La jeune fille est encore trop une " sœur ",
ou une " petite fille ", pour être vraiment
une femme (telle Anne dans Paris nous appartient) ;
enfin Camille et Sonia devront cesser d’être des " revenantes "
(c’est-à-dire des créatures obsédées
par les fantômes du passé : fantômes de
leurs anciens amants, et de leurs anciennes, ou futures, rivales)
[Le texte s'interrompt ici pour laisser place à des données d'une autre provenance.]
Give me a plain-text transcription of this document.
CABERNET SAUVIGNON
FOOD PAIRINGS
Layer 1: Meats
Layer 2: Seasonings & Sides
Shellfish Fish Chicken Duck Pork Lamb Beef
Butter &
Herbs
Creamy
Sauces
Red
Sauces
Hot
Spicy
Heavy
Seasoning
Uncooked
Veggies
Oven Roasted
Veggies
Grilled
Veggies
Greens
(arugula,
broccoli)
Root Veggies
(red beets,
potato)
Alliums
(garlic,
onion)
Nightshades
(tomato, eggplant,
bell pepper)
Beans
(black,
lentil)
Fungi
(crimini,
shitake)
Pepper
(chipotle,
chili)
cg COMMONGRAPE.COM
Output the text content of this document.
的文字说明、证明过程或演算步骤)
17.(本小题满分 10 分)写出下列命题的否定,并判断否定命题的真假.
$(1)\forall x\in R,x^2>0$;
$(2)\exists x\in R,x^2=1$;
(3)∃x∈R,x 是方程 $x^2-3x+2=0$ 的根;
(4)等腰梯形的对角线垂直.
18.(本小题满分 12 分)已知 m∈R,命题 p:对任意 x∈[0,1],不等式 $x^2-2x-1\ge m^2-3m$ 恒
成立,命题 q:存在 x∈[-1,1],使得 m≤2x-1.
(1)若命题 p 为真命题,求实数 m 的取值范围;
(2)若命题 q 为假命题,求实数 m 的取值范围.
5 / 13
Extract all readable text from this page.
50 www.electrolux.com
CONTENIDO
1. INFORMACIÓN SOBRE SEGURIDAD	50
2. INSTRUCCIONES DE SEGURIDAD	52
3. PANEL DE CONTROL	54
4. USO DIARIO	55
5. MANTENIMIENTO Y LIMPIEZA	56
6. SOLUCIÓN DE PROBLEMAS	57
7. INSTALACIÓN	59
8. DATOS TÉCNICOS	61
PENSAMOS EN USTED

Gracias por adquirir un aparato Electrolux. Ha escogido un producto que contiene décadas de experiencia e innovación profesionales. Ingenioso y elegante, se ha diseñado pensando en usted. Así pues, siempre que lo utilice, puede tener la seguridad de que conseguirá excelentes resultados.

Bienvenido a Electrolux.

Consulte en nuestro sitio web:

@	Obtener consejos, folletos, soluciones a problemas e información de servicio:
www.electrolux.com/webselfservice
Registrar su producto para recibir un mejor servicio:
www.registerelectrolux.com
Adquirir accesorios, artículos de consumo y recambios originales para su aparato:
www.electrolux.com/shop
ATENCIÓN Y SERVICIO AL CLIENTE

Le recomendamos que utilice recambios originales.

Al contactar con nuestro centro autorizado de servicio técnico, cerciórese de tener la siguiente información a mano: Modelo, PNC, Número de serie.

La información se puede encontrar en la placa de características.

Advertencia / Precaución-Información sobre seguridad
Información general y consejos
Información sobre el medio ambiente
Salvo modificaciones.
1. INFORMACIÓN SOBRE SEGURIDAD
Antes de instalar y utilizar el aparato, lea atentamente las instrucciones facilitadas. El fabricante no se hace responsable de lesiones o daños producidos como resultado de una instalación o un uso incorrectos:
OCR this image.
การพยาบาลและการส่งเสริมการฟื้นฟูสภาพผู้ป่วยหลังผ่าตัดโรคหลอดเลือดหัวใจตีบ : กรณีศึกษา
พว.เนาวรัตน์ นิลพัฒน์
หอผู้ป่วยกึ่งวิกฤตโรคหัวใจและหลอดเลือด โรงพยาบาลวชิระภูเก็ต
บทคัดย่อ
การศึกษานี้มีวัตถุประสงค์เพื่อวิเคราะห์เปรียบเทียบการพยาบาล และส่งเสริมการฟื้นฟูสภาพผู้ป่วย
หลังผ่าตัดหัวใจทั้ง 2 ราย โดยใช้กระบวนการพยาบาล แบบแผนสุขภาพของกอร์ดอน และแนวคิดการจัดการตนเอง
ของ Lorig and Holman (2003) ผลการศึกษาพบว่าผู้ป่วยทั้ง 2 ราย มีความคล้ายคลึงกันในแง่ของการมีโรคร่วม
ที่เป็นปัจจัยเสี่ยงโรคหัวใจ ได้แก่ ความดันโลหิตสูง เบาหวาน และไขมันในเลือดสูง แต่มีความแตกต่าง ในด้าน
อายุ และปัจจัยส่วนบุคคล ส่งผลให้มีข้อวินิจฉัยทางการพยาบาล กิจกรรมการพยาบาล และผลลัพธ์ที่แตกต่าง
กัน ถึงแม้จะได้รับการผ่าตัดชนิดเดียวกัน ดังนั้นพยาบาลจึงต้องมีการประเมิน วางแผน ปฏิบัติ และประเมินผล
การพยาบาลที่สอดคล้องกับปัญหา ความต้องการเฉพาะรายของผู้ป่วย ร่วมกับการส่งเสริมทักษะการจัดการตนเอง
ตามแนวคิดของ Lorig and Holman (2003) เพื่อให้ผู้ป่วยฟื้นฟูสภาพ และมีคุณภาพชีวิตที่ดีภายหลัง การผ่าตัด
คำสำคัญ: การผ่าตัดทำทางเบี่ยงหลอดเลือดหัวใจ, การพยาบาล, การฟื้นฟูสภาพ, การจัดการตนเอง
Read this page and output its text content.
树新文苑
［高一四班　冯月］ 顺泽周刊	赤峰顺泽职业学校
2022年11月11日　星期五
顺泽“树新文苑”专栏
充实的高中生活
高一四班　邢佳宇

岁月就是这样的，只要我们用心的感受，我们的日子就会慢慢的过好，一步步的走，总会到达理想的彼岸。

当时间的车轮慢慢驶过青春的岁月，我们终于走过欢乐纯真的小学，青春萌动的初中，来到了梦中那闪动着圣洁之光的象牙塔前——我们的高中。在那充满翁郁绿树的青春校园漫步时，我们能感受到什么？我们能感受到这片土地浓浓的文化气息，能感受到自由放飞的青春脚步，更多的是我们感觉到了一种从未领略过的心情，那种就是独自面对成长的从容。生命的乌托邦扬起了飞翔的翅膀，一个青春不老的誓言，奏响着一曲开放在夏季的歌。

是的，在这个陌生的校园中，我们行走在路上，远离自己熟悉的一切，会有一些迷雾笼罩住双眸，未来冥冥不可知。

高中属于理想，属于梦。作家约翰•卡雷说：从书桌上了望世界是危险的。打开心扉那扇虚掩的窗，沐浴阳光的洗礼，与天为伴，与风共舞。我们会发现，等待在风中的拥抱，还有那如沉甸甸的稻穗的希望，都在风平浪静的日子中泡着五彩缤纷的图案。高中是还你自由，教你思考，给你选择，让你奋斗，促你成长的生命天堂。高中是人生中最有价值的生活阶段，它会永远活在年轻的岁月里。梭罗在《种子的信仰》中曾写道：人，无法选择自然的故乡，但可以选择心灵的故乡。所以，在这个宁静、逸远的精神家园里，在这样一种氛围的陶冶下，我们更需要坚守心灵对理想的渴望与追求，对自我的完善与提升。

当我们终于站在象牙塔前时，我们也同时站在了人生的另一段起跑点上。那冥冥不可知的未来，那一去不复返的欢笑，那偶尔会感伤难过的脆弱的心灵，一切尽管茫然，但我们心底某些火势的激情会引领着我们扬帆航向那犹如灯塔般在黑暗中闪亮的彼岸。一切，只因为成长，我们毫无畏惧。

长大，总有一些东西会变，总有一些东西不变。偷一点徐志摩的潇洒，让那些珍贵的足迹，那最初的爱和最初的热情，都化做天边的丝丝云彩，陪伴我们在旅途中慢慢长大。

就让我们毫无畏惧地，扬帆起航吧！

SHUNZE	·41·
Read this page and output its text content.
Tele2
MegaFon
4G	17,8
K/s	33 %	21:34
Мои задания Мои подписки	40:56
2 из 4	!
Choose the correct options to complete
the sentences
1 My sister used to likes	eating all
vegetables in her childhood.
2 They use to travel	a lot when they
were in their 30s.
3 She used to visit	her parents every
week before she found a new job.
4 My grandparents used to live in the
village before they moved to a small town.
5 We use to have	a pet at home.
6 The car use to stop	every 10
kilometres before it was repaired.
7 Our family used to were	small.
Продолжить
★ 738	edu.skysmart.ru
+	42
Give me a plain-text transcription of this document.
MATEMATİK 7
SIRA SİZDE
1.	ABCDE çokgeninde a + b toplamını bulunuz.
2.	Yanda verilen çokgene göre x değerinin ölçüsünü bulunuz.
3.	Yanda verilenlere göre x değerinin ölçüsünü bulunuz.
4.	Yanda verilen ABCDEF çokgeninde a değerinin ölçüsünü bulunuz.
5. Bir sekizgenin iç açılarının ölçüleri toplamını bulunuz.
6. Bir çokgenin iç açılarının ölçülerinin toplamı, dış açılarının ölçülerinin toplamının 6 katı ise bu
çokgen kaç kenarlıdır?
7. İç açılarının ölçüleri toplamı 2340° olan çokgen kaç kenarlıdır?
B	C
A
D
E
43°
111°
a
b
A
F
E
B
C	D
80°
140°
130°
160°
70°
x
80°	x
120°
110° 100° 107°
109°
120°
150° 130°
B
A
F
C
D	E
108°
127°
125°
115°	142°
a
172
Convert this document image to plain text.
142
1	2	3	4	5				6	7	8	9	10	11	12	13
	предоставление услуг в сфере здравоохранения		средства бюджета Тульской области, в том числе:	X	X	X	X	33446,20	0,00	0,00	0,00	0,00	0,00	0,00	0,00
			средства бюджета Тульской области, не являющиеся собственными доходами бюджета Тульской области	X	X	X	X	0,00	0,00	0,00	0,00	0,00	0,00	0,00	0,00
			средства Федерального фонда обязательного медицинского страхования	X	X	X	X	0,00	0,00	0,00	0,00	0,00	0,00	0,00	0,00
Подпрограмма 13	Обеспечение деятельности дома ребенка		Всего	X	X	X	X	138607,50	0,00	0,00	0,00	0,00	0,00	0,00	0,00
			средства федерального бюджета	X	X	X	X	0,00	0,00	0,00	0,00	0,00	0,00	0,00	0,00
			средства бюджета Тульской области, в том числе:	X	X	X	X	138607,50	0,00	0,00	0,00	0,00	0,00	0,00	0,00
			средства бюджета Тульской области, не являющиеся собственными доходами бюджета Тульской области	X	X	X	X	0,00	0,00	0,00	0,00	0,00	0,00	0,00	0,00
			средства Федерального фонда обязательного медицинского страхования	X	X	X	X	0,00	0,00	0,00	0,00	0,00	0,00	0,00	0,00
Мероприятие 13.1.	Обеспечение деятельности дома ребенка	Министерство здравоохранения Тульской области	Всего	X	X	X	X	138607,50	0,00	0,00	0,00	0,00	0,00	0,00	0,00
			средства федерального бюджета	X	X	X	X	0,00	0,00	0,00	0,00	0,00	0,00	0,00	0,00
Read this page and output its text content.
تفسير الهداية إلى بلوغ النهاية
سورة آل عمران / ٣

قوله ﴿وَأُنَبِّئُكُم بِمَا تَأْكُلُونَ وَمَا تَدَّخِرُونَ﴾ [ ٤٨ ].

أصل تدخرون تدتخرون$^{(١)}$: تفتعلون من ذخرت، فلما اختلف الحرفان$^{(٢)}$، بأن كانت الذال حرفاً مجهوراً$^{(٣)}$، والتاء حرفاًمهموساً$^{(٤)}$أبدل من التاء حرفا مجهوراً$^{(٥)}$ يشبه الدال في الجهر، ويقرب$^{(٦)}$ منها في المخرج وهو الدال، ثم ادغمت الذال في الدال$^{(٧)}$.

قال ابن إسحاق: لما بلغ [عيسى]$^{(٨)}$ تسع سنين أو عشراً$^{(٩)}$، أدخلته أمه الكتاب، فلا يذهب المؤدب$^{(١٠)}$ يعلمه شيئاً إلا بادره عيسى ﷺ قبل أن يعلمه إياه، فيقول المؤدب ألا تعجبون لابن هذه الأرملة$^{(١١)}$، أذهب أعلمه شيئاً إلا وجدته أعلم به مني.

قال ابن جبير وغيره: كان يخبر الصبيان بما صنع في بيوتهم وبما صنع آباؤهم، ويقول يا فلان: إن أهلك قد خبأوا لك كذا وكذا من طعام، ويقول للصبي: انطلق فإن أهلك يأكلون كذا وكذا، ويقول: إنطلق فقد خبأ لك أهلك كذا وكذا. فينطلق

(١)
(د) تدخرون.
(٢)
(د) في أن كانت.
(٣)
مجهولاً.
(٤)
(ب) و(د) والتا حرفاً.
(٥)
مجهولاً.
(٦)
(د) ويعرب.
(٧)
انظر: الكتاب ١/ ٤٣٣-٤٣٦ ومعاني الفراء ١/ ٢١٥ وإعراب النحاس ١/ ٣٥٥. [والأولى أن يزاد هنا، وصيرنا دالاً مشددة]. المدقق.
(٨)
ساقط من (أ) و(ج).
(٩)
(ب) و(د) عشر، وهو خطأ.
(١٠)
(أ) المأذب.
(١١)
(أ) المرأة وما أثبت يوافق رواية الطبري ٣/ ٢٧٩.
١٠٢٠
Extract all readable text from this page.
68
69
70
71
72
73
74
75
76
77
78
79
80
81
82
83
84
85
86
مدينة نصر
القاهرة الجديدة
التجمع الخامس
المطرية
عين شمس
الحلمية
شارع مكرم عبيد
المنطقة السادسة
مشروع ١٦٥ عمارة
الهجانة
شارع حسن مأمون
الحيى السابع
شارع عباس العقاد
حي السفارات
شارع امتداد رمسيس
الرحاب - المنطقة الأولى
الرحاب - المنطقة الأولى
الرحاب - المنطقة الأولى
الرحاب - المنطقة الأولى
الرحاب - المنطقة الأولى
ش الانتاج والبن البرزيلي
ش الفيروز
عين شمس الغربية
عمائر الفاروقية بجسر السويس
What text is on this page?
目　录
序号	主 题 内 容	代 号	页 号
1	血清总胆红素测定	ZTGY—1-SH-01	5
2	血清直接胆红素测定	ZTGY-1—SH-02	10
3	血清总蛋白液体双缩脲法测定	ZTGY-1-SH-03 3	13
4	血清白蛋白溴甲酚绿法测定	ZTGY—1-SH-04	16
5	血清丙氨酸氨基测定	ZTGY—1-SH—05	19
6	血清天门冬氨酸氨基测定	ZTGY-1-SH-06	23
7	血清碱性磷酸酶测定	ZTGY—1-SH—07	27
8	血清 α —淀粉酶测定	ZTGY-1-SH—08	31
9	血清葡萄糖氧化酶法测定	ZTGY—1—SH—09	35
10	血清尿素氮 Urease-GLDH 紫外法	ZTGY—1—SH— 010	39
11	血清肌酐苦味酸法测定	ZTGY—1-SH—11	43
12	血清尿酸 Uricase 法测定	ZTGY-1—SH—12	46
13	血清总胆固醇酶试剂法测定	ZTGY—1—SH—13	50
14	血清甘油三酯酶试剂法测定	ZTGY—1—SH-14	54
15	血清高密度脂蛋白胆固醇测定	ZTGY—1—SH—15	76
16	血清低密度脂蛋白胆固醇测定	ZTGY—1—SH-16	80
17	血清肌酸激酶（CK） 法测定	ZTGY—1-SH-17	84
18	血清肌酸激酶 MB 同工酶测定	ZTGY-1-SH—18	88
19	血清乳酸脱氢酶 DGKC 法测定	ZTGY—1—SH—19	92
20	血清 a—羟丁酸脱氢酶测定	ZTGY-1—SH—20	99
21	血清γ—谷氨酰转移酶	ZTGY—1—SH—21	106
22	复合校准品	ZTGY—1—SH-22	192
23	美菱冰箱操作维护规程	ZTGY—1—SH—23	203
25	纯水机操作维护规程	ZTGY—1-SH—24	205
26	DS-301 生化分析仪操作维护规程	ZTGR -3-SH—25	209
pour devenir vraiment des femmes.
Dans Va savoir, la femme de trente ans a passé l’épreuve :
de l’exil (" je suis chez moi "), du langage
(" je suis dans ma langue "), du passé
(" je ne suis coupable de rien "), du théâtre
(" j’aime faire ce métier "). Et ce qui
est nouveau, dans Va savoir, c’est que les femmes sont désormais
capables d’établir un pacte d’alliance et de s’entraider
(alors que, jusqu’à Secret Défense, le précédent
film de Rivette, elles demeuraient avant tout rivales).
" La
Seine, le fleuve ? La scène, le théâtre ! "
L’alliance,
ou la complicité, est un jeu, et ce jeu advient toujours,
chez Rivette, sur les planches d’un théâtre. Il y a
dans, dans Va savoir, plusieurs théâtres :
celui, manifeste, de la Porte Saint-Martin, où se produit
la troupe italienne ; le théâtre en chambre, dans
un grand hôtel, où le couple que forment Ugo et Camille
se met lui-même à l’épreuve ; l’école
de danse dirigée par Sonia où s’entraînent les
petites ballerines ; la bibliothèque qui pourrait recéler
la clef de l’énigme (elle est cachée, en fait, dans
la cuisine) ; et puis la ville, enfin - Paris, la Seine, le
fleuve et les toits - qui protègent, inspirent, enchantent
les personnages. C’est sur la scène du théâtre
que, lors d’un dénouement directement inspiré du finale
d’un opéra de Mozart (Cosi fan tutte ou Les Noces
de Figaro), les personnages peuvent se dire, enfin, sauvés.
" Sauvés ! La troupe est sauvée, le
théâtre est sauvé, le monde est sauvé !
Nous sommes sauvés. " Dans l’œuvre de Rivette,
il faut entendre ce mot, " sauvés ",
littéralement : là où, sur les planches
du théâtre, grandit le péril, là grandit
aussi ce qui sauve. Ce dernier mot a la sonorité allègre,
mozartienne, des plus grandes œuvres.